One of the most popular reality shows on TV, CBS’s “Survivor” is also one of the longest-running — it first aired in 2000 and is still going strong. But despite the contestants being isolated in the wilderness and left to fend for themselves, some of them have said they were given food and fire by producers. For instance, Erinn Lobdell told RealityBlurred.com that while she competed on Exile Island in “Survivor: Tocantins,” a camera operator lit a fire for her with a lighter. And Kelly Goldsmith of “Survivor: Africa” said her tribe was given matches.
Also, in a 2006 article on ABC News, Executive Producer Mark Burnett admitted that he sometimes reenacts scenes of the show to “get a more picturesque shot.”
‘Keeping Up With The Kardashians’
The hugely successful “Keeping Up With the Kardashians” made (very rich) household names out of Kris Kardashian and her five daughters Kourtney, Kim, Khloe, Kendall and Kylie. Since the show started in 2007, just how “real” their reality is has been a matter of debate. For instance, there was the time Kim stepped out of a studio in Los Angeles in the same hair, makeup and outfit she was supposedly wearing in a car in Dubai.
‘The Jerry Springer Show’
One of the first of its kind, “The Jerry Springer Show” had some regular themes: betrayals, brawls and finding out the “truth” (often involving a paternity test). But not all of the elements were real. Sometimes the guests were actors, sometimes they were encouraged to fight by producers — provided Springer was safely out of the way, of course — and sometimes the stories were completely made up. A Vice writer who went undercover to try to get onto the show revealed his conversation with a guest booker, who told him that they “can fabricate for the show.”

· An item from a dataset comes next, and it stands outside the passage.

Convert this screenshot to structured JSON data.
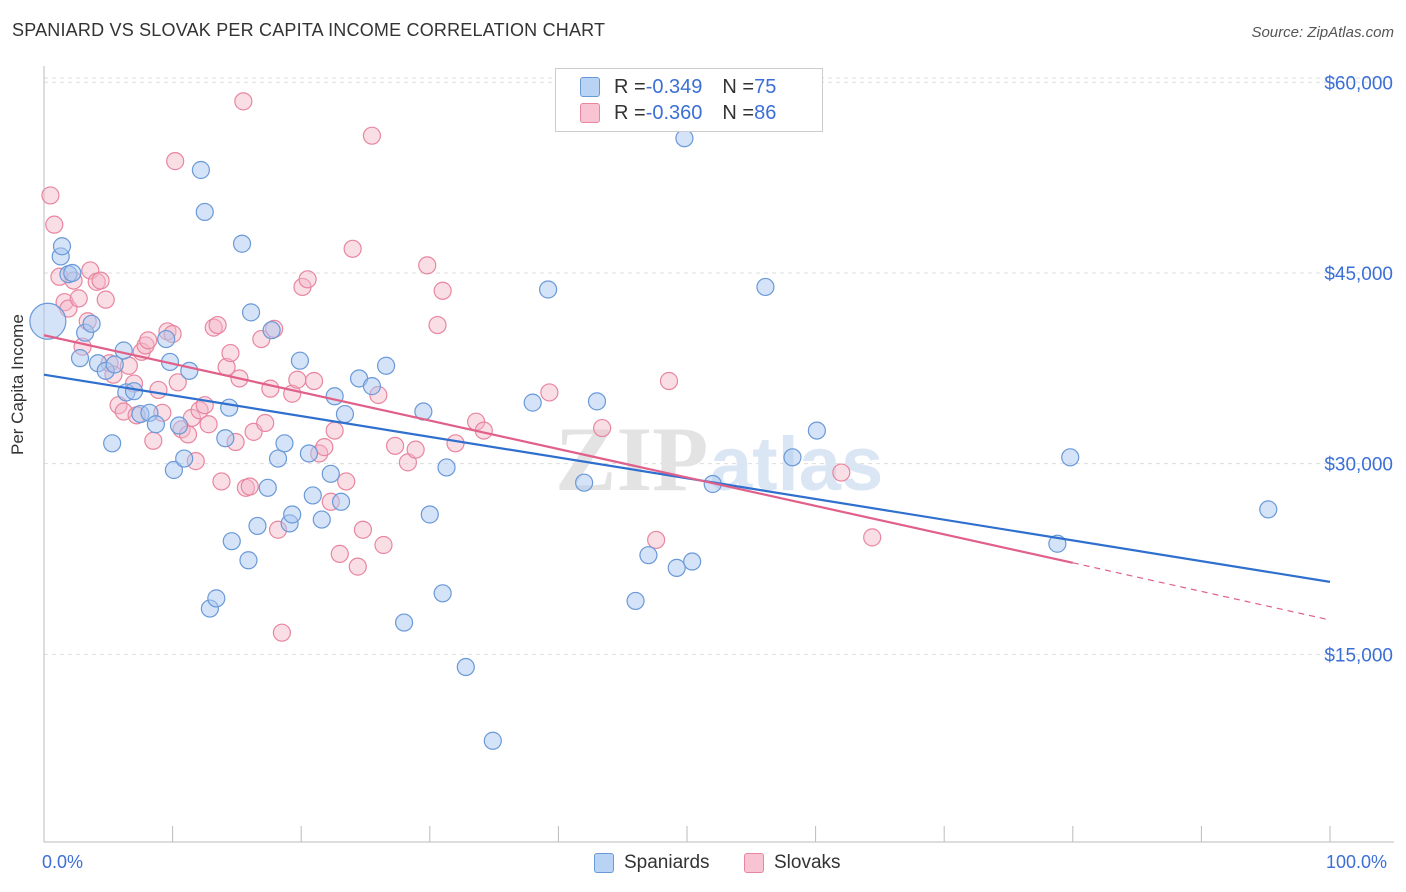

Another long-running reality show, MTV’s “Cribs” gave viewers a glimpse into the homes of the rich and famous. Or did it? According to House Beautiful, there were several occasions when the house didn’t even belong to the celebrity showing it off. For instance, Damon Dash allegedly rented Mariah Carey’s London home for his episode. Robbie Williams reportedly did the same with Jane Seymour’s, and a woman named Janette Verla sued rapper Ja Rule for passing off her leased house as his crib.
‘Long Island Medium’
She may be one of the most prolific mediums in the world, but Theresa Caputo is also a controversial figure. The star of “Long Island Medium” has been embroiled in various scandals, in which people have alleged that Caputo gets all the information about clients and audience members in advance. Rumor has it, producers do a lot of digging on social media, carry out background checks and ask participants to answer questionnaires, then feed it to Theresa on stage.